Monday, September 29, 2008

College Class for Men Only

In Grant Lopez's speech class last year, he learned how to tie a double Windsor knot, had lunch with the college president and discussed what qualities to look for in a woman.
That is the lead from this article in the San Antonio News about a men-only speech class at Northeast Lakeview College, which has recently come under criticism for offering preferential treatment for male students in violation of Title IX. The professor, Archie Wortham, defends his the exclusion of women from his course saying that it allows men to "sit back and talk about men issues just among themselves." He continues, "It's kind of like, ‘What is said in Vegas stays in Vegas.' There is a measure of confidentiality.'"

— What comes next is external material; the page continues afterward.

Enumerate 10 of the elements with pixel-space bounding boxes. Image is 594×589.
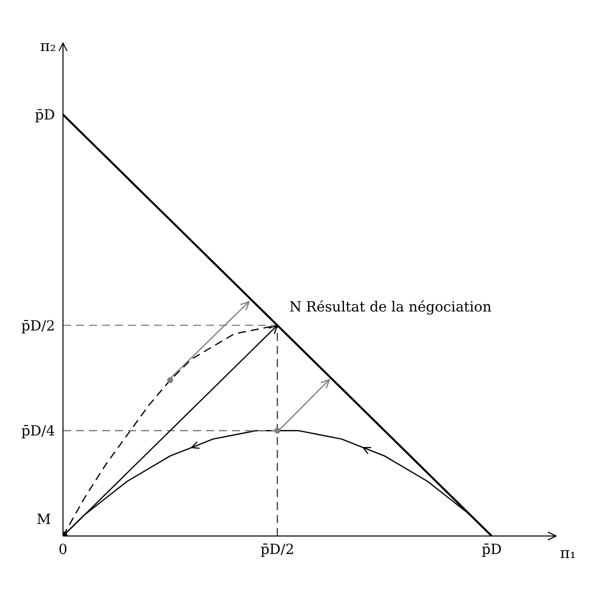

As regular readers of this blog well know, I am very dubious of single-sex education for its tendency to reinforce gender stereotypes. And the article's description of Wortham's class proves my point. What stays in Vegas? Why does any issue that's suitable and appropriate for classroom discussion -- a standard that surely excludes the "what qualities to look for in a woman" discussion -- need a measure of confidentiality? This appears to me just another grown up version of the "girls keep out" clubhouse -- only these club members are adults, in a publically funded educational institution. This clubhouse, operating under the loose aegis of an educational purpose, conveys to the men and women of Northeast Lakeview College that men need their space because women will hold them back, oppress, nag, and silence them. Not to mention that female students aren't equally deserving of the networking opportunities afforded to this class, such as lunch with the college president. And last but not least, not to mention the heterosexist assumptions that all men and only men will want to talk about certain stuff like tying ties and what to look for in a woman (again, questioning the academic value of those two examples).

As Bernice Sandler and others quoted in the article explain, this class is on shaky legal grounds and I don't expect that the college can enforce an enrollment restriction on women over a legal challenge. In the meanwhile, it is good that folks are calling attention to this course, so that it can serve as a starting point for a discussion about the messages that it sends.